Skipper Rising, 2023 sculpture by Tsherin Sherpa

Tsherin Sherpa (born 1968) is a contemporary artist who was born in Kathmandu, Nepal to a Nepalese mother and a Tibetan father, who was a professional thangka painter. At age 12, Tsherin began his training as a thangka painter under the tutelage of his father, Urgen Dorje. He also attended classes in Buddhist scripture, symbolism, and prayer at the Ka-Nying Shedrub Ling monastery on the outskirts of Kathmandu, along with the young monks. When he was age 17, he received a scholarship to study computer science in Taiwan.

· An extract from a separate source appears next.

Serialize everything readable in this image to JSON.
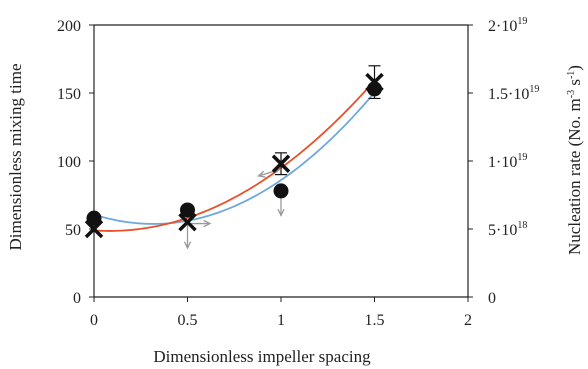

After three years in Taiwan, he returned to Nepal, where he worked with his father for eight more years.

In 1998, at age 28, he accepted an invitation from a family friend to visit her in Sausalito, California. He found employment at the Buddhist center in Sebastopol, California as a thangka painter and instructor. While living and working in California, he got a green card and eventually became an American citizen.

Many of his paintings and sculptures combine traditional Himalayan Buddhist art with contemporary events and pop culture. His religious figures are often painted with designs created by using Photoshop to distort images of the deity Mahakala. This is illustrated in the artist's sculpture, Skipper Rising. The backgrounds of his paintings often contain many small images, especially butterflies, representing the metamorphosis of his immigrant experience.